Yes there were issues with Jay’s story and how it changed but that was only because he was protecting his friends and himself. If Jay had of told the whole truth then he would have been charged with accessory BEFORE the fact, and Jay knew that so he lied about some details. Jay told his friends that Adnan killed Hae weeks before Adnan was arrested. Jay knew specific details about the burial and the car (where it was parked, that there was a broken lever, etc).
Jay isn’t a victim of police coercion / corruption. Jay is a criminal who knows that he should have served jail time for what he did. I think it is disgusting that he never served jail time, but that was the judge’s decision.

Posted by: Ben | May 24, 2016 9:25:57 PM

Ben: Those are two separate things, though. Whatever your view of the strength of the evidence of Adnan's guilt, there is plenty of evidence of his innocence ("something else" to do, Asia, lividity, etc.).

Posted by: Colin Miller | May 25, 2016 5:47:07 AM

"What was the current PI’s testimony at the reopened PCR?"

If the prosecution had refused to call Jay, and instead called a PI who talked to several people that Jay talked to, how quickly would the case have been dismissed? With no testiomony from Davis, Colbert, Flohr, Rita, Ali, or Michael, the appeal is dead in the water.

There's no evidence of Adnan's innocence. No credible alibi witness for 2:40-4:00 or 6:00 and later. No alternate suspects. He blocked DNA testing. The lividity argument isn't valid until you show your expert the full set of photos.

Posted by: Seamus Duncan | May 25, 2016 6:22:04 AM

Seamus: (1) If the State refused to call Jay and instead merely called people who talked to Jay, the case would have been dead in the water very quickly because testimony by these witnesses would have been inadmissible hearsay. The testimony by Adnan’s current PI is different. First, the defense didn’t have the PI testify about alibi testimony that these alibi witnesses themselves could have provided. Instead, he testified that almost all of these witnesses were never contacted by the defense. Therefore, there is no hearsay issue. Second, in any event, the rules of evidence don’t really apply at Maryland PCR proceedings. Third, even if they could have applied here, the State didn’t object to this testimony. The judge wanted to know why the defense didn’t contact Asia. Testimony that 37 alibi witnesses on the alibi notice were never contacted and another 4 were contacted but not asked about providing an alibi is pretty strong evidence that failing to contact Asia could have been the result of negligent alibi investigation.

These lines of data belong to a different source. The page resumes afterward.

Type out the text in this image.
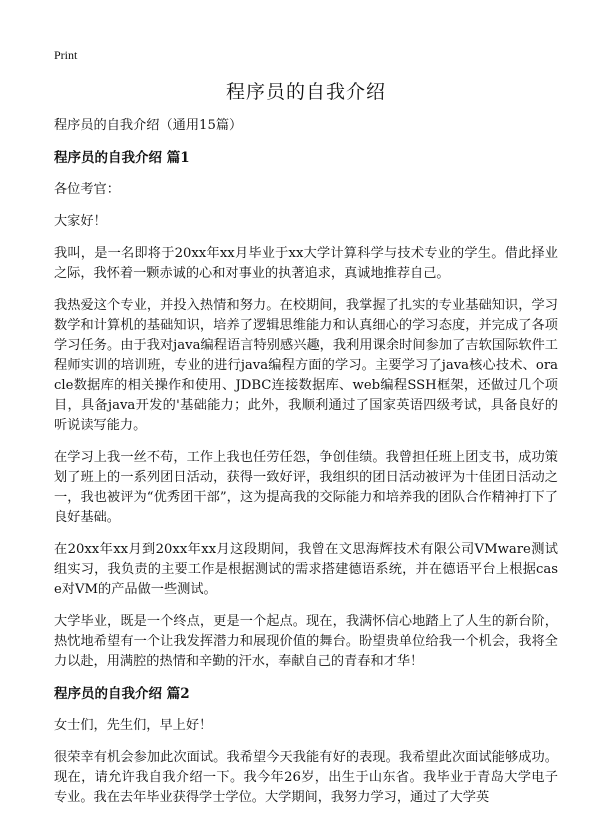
Print
程序员的自我介绍

程序员的自我介绍（通用15篇）

程序员的自我介绍 篇1

各位考官：

大家好！

我叫，是一名即将于20xx年xx月毕业于xx大学计算科学与技术专业的学生。借此择业之际，我怀着一颗赤诚的心和对事业的执著追求，真诚地推荐自己。

我热爱这个专业，并投入热情和努力。在校期间，我掌握了扎实的专业基础知识，学习数学和计算机的基础知识，培养了逻辑思维能力和认真细心的学习态度，并完成了各项学习任务。由于我对java编程语言特别感兴趣，我利用课余时间参加了吉软国际软件工程师实训的培训班，专业的进行java编程方面的学习。主要学习了java核心技术、oracle数据库的相关操作和使用、JDBC连接数据库、web编程SSH框架，还做过几个项目，具备java开发的'基础能力；此外，我顺利通过了国家英语四级考试，具备良好的听说读写能力。

在学习上我一丝不苟，工作上我也任劳任怨，争创佳绩。我曾担任班上团支书，成功策划了班上的一系列团日活动，获得一致好评，我组织的团日活动被评为十佳团日活动之一，我也被评为“优秀团干部”，这为提高我的交际能力和培养我的团队合作精神打下了良好基础。

在20xx年xx月到20xx年xx月这段期间，我曾在文思海辉技术有限公司VMware测试组实习，我负责的主要工作是根据测试的需求搭建德语系统，并在德语平台上根据case对VM的产品做一些测试。

大学毕业，既是一个终点，更是一个起点。现在，我满怀信心地踏上了人生的新台阶，热忱地希望有一个让我发挥潜力和展现价值的舞台。盼望贵单位给我一个机会，我将全力以赴，用满腔的热情和辛勤的汗水，奉献自己的青春和才华！

程序员的自我介绍 篇2

女士们，先生们，早上好！

很荣幸有机会参加此次面试。我希望今天我能有好的表现。我希望此次面试能够成功。现在，请允许我自我介绍一下。我今年26岁，出生于山东省。我毕业于青岛大学电子专业。我在去年毕业获得学士学位。大学期间，我努力学习，通过了大学英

(2) The Court of Appeals of Maryland has repeatedly said that closing arguments are the best way to assess prejudice. In closing arguments, the State claimed that Adnan had killed Hae by 2:36 P.M., whereupon he called Jay, who met him at the Best Buy. Asia testified that she saw Adnan at the library until 2:40 P.M. There are numerous cases in which courts have granted relief to defendants when uncontacted alibi witnesses testified on appeal that they saw those defendants at the same time the crime was allegedly being committed. Some of those cases come from Maryland (Parris W.) and the Fourth Circuit (Griffin). There are seemingly no cases to the contrary, and the State certainly cited no such cases at the hearing or in its appellate briefing.

Posted by: Colin Miller | May 25, 2016 7:18:40 AM

Notice how nobody is talking about Per Se IAC anymore, just Reddit-grade talking points stated as fact. Well done, Seamus, another thread successfully hijacked.